Deve-se compreender que nenhuma palavra ou ato meu havia dado a Fortunato motivos para duvidar de minha boa vontade. Eu continuava, como de hábito, a sorrir a sua cara, e ele não percebia que meu sorriso agora vinha ao pensar em sua imolação.
Ele tinha um ponto fraco — este Fortunato — ainda que em outros aspectos fosse um homem a ser respeitado e até temido. Orgulhava-se de seu conhecimento sobre vinhos. Poucos italianos têm o verdadeiro espírito de virtuoso. Em sua maioria seu entusiasmo é adotado para se adequar à época e à oportunidade — para praticar imposturas contra os millionnaires britânicos e austríacos. Em relação a pintura e gemaria Fortunato, como seus conterrâneos, era uma fraude — mas na questão de vinhos envelhecidos era sincero. Neste aspecto eu não diferia dele substancialmente: eu também era conhecedor dos vinhedos italianos, e comprava em grande quantidade sempre que podia.
Era quase crepúsculo, uma tarde durante a suprema loucura da época do carnaval, quando encontrei meu amigo. Aproximou-se com calor excessivo, pois havia bebido muito. O homem vestia roupas coloridas. Usava uma roupa justa, listrada pela metade, e sua cabeça estava adornada pelo gorro cônico e guizos. Eu estava tão contente de vê-lo que achei que nunca pararia de apertar sua mão.
Eu lhe disse: ‘Meu caro Fortunato, muita sorte encontrar-te. Quão notavelmente bem pareces hoje! Mas recebi uma pipa do que me venderam como Amontillado, e tenho minhas dúvidas.’
‘Como?’, disse ele. ‘Amontillado? Uma pipa? Impossível! E no meio do carnaval!’

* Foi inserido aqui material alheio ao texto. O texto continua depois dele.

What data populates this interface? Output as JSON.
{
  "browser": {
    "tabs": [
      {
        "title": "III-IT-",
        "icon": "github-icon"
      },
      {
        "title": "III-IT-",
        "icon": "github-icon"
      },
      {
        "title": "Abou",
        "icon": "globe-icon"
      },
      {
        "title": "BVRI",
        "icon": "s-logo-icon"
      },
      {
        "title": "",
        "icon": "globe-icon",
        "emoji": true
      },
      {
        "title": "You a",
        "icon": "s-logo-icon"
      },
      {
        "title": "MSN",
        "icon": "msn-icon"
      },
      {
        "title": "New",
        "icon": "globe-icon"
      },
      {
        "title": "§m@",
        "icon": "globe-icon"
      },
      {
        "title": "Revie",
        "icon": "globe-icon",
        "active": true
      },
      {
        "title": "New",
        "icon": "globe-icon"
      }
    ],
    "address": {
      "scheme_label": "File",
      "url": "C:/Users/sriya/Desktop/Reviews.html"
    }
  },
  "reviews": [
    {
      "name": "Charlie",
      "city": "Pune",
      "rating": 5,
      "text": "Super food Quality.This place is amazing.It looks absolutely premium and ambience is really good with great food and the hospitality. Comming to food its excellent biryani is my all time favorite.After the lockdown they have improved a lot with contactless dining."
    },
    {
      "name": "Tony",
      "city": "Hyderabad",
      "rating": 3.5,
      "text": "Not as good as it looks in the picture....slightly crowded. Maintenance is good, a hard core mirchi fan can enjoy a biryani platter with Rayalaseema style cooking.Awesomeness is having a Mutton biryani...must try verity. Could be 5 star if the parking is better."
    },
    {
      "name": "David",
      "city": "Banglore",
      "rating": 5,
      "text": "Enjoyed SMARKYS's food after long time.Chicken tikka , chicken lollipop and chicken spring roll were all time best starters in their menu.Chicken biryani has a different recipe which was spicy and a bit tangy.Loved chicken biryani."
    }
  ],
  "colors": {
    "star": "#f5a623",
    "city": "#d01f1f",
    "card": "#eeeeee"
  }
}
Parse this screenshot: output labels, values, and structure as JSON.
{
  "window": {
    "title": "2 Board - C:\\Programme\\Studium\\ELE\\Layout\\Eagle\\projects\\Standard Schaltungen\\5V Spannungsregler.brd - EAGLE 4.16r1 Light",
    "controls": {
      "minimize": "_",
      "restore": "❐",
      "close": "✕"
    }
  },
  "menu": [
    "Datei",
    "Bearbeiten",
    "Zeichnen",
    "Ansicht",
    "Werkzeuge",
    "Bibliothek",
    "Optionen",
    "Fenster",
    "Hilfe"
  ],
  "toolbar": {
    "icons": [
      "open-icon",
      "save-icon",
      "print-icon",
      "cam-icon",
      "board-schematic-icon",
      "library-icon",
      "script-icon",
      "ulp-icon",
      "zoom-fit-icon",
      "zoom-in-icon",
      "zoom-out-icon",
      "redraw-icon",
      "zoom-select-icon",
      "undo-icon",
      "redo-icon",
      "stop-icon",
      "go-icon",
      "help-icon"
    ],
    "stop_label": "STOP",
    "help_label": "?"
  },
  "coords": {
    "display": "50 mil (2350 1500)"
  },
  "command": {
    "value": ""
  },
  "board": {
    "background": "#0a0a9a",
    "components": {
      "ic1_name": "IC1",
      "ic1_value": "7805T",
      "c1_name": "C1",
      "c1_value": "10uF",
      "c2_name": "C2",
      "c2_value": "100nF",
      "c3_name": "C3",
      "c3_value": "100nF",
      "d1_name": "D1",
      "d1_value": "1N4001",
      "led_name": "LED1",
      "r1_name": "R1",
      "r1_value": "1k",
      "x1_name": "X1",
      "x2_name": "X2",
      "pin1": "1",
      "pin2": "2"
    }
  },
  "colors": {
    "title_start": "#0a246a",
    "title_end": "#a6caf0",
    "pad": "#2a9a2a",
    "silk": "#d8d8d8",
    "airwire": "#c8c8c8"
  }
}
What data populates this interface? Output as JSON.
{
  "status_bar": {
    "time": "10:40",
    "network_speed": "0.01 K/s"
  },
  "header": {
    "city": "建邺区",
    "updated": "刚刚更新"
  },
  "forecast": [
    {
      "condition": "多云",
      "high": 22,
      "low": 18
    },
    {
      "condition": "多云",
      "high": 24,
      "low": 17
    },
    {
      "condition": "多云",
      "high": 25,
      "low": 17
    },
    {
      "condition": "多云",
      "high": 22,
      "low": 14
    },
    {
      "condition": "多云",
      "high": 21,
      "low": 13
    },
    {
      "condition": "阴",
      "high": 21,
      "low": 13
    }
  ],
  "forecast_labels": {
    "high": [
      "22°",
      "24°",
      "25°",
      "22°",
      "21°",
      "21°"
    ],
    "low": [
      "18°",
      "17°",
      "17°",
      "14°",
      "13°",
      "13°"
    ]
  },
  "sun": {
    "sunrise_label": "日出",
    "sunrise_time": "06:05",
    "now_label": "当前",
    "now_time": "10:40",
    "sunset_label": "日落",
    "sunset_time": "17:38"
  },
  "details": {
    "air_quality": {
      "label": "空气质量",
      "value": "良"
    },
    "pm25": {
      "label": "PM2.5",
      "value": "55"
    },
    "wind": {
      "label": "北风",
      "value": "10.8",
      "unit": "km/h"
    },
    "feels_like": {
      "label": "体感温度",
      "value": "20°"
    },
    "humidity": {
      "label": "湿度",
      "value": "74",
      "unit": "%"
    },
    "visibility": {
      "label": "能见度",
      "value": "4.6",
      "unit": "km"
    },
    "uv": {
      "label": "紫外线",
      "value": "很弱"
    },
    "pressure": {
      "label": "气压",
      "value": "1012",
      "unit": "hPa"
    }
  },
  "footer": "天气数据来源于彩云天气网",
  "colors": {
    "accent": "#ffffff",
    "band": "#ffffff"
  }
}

‘Tenho minhas dúvidas,’ respondi; ‘e fui tolo o bastante para pagar o preço real de Amontillado sem consultar-te sobre o assunto. Não conseguia encontrar-te, e temi perder uma barganha.’
‘Amontillado!’
‘Tenho minhas dúvidas.’
‘Amontillado!’
‘E devo satisfazê-las.’
‘Amontillado!’
‘Como estás ocupado, vou-me até Luchesi. Se alguém tem o discernimento para tal, esse alguém é ele. Ele me dirá — ‘
‘Luchesi não pode distinguir Amontillado de Xerez.’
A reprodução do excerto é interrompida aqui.